Einmal jährlich kommen die fünf Komitees zusammen. Dann treffen sich die Vertreter_innen aus dem Conosur (Argentinien, Chile, Paraguay und Uruguay), den Andenländern, aus Zentralamerika, der Karibik und Brasilien. Inhaltlich geht es vor allem um bessere Kenntnisse der jeweiligen nationalen und internationalen Gesetzeslage und um Inhalte von Abkommen gegen die Diskriminierung von LGBT+-Personen. »Ohne die finanzielle Unterstützung des DGB Bildungswerks wäre das alles nicht möglich«, so Drummond.
Die Kooperation mit dem DGB Bildungswerk Bund in Deutschland ist ein stetiger Ansporn. »Das verlangt von uns nicht nur, Vorschläge und Aktionen auf die Agenda zu setzen, sondern ermöglicht uns auch, eine Person einzustellen, die diese Agenda vorantreibt«, erklärt Drummond. Das sei besonders wichtig, wenn, wie in Brasilien, eine extrem konservative Regierung an die Macht kommt und das Rad zurückdrehen will.

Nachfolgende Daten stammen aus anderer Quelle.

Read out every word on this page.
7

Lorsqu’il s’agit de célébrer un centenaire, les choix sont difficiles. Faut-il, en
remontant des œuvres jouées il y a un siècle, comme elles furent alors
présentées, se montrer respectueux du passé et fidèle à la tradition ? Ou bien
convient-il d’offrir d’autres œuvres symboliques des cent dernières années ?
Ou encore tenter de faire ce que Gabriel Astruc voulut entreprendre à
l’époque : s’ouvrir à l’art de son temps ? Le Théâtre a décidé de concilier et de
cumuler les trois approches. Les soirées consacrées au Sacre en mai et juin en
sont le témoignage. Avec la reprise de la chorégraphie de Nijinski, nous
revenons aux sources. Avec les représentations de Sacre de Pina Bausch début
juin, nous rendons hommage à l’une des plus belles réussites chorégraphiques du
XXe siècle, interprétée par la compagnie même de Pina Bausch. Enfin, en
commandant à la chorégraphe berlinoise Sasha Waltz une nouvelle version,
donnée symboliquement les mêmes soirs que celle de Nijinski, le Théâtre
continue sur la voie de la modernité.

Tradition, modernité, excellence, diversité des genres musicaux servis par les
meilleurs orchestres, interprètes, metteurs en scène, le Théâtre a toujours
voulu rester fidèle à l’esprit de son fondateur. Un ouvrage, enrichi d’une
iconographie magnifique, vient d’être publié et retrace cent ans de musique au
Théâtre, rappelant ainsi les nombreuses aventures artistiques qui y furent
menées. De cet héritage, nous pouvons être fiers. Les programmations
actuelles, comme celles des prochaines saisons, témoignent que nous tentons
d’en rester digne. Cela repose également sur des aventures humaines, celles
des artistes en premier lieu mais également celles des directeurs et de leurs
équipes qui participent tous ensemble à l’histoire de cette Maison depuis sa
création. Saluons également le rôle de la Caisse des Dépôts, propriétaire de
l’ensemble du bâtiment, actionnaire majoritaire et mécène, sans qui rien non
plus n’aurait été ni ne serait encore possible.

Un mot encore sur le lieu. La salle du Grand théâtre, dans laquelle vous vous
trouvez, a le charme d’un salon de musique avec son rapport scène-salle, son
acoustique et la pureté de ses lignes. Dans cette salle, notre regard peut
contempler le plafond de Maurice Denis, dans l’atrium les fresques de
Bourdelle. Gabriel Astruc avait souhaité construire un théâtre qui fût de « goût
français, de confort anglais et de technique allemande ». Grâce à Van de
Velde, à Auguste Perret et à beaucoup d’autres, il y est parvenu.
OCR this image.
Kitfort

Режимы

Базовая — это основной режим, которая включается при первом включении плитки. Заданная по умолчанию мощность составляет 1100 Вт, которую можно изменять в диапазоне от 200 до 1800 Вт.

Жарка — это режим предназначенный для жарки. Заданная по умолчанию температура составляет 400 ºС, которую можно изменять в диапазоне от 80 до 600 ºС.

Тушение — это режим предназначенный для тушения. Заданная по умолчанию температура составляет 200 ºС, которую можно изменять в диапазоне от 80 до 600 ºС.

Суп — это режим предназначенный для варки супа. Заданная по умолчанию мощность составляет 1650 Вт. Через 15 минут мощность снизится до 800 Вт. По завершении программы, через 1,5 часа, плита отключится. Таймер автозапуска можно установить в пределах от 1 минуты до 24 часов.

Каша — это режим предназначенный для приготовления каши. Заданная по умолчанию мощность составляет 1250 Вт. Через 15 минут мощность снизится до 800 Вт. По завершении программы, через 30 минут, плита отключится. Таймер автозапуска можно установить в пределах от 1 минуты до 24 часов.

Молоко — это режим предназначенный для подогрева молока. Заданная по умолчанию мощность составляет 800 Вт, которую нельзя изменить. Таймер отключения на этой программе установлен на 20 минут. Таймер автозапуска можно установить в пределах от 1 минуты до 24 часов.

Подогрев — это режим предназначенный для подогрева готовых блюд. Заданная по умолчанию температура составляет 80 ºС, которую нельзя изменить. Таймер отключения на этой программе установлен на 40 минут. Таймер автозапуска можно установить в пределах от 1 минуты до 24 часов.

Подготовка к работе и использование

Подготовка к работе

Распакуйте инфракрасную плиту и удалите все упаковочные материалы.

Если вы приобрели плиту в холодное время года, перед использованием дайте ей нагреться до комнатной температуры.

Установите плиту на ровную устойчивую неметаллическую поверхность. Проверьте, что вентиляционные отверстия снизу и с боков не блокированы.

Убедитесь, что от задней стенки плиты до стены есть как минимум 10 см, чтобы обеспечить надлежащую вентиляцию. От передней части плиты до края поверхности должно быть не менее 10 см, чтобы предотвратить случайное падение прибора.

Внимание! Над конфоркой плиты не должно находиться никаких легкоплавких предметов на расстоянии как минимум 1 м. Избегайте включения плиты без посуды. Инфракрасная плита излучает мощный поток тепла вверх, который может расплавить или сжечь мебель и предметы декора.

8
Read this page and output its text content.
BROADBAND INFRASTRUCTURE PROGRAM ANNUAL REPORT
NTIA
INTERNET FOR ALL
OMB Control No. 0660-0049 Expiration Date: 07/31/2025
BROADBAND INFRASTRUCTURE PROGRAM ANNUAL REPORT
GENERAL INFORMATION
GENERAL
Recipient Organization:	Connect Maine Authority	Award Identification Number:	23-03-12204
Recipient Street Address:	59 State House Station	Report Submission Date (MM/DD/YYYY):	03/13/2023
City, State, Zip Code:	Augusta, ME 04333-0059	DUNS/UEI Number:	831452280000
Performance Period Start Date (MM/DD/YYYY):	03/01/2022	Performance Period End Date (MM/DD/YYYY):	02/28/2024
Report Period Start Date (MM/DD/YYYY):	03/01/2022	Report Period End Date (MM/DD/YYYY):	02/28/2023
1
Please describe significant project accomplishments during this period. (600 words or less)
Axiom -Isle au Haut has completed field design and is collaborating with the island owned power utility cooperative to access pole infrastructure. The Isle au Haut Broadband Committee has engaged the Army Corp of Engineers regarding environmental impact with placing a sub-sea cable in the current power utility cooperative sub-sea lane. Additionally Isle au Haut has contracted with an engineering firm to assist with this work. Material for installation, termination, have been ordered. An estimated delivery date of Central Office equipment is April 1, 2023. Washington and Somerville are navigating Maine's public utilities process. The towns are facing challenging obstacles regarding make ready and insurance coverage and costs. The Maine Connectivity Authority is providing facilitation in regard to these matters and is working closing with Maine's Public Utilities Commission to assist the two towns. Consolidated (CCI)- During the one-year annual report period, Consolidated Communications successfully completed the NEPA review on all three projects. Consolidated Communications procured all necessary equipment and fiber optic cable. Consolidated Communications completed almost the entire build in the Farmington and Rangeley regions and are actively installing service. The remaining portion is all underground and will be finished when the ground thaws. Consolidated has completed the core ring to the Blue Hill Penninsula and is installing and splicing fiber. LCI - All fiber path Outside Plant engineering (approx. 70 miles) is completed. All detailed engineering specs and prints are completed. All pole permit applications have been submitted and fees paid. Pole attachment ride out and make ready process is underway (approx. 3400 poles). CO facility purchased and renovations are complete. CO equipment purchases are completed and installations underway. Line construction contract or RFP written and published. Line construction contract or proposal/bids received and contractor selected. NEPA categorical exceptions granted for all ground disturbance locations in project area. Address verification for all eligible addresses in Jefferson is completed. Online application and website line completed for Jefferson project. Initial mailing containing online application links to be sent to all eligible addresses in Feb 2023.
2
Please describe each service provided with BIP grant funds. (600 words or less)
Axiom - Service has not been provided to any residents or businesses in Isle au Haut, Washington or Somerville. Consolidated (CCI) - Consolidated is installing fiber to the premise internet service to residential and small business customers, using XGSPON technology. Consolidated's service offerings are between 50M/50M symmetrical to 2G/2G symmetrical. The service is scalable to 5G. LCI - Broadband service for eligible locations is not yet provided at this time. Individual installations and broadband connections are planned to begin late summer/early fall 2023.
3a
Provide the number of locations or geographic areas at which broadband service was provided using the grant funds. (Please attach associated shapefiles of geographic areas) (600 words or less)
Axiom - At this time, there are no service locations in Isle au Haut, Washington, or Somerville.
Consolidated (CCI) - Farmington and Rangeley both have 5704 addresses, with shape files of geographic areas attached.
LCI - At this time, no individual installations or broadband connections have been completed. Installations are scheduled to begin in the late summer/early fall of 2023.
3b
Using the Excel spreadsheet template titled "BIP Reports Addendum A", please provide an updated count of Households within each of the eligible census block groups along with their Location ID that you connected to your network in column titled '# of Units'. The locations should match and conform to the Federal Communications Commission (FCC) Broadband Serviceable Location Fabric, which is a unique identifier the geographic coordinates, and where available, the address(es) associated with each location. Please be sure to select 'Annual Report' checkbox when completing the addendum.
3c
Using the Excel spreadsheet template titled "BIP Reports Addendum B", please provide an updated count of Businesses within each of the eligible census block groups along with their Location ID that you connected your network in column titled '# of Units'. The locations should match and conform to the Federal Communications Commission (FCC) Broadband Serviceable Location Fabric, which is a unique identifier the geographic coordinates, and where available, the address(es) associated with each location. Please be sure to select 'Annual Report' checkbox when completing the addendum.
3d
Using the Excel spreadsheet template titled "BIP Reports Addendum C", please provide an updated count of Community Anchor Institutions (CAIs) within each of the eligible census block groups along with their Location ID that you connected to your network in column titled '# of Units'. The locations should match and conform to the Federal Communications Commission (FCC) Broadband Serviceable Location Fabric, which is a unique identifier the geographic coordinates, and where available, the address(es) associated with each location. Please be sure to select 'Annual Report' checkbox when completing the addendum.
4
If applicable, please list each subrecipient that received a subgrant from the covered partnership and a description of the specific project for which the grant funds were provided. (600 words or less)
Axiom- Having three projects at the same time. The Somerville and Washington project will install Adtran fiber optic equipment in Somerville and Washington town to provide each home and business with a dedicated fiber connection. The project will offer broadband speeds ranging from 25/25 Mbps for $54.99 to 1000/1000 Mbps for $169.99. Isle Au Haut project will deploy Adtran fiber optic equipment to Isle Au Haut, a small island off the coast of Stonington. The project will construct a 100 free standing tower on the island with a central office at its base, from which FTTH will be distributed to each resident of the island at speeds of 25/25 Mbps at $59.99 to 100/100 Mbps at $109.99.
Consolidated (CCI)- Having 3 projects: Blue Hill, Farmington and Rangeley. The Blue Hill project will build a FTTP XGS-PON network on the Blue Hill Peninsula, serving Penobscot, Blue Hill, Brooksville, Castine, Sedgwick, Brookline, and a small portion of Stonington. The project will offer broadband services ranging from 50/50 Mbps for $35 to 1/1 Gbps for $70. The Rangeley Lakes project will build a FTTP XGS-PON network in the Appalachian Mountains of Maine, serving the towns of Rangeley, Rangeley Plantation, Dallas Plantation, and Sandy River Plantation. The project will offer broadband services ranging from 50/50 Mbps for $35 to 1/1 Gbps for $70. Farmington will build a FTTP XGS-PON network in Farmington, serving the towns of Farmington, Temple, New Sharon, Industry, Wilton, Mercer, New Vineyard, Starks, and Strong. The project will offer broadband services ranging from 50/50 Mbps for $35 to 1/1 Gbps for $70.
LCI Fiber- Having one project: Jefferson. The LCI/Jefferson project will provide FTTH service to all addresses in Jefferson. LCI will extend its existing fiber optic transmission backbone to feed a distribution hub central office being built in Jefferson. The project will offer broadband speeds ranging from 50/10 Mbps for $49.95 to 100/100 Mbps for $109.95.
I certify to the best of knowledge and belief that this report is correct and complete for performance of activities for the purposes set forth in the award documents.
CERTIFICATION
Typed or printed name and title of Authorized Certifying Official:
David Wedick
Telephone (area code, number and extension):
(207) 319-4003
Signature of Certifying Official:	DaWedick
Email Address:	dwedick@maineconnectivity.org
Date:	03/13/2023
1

Aber auch, wenn es gilt, bei einer progressiven Regierung Fortschritte bei LGBT+-Anliegen einzufordern.
»Und wir machen Fortschritte«, bekräftigt der PSI-Regionalsekretär. Sei es beim Eintreten gegen die Diskriminierung am Arbeitsplatz, im Kampf gegen die Straflosigkeit bei Gewalttaten gegen LGBT+-Personen oder beim Ringen um die gleichgeschlechtlichen Ehen. »Die Komitees sind in die Entscheidungs- und Machtstruktur des PSI eingebettet«, erklärt er. So sind die Mitglieder der einzelnen subregionalen Komitees zugleich auch politische Vertreter_innen ihrer Region.
Die Folge ist, dass die LGBT+-Komitees von den lokalen Gewerkschaftsführungen nicht mehr als untergeordnetes Grüppchen angesehen werden, deren Themen lediglich als progressive Aushängeschilder dienen. Eine Diskriminierung von LGBT+-Beschäftigten werde innerhalb des PSI sofort angezeigt und die betreffende Gewerkschaft zur Rede gestellt. »Wo die Repräsentanz der LGBT+-Beschäftigten in die Entscheidungsstrukturen integriert ist, sind deren Interessen zugleich Gewerkschaftsinteressen«, resümiert Jocelio Drummond.
Autor: Jürgen Vogt lebt in Buenos Aires. Er berichtet für verschiedene Medien aus den lateinamerikanischen Ländern.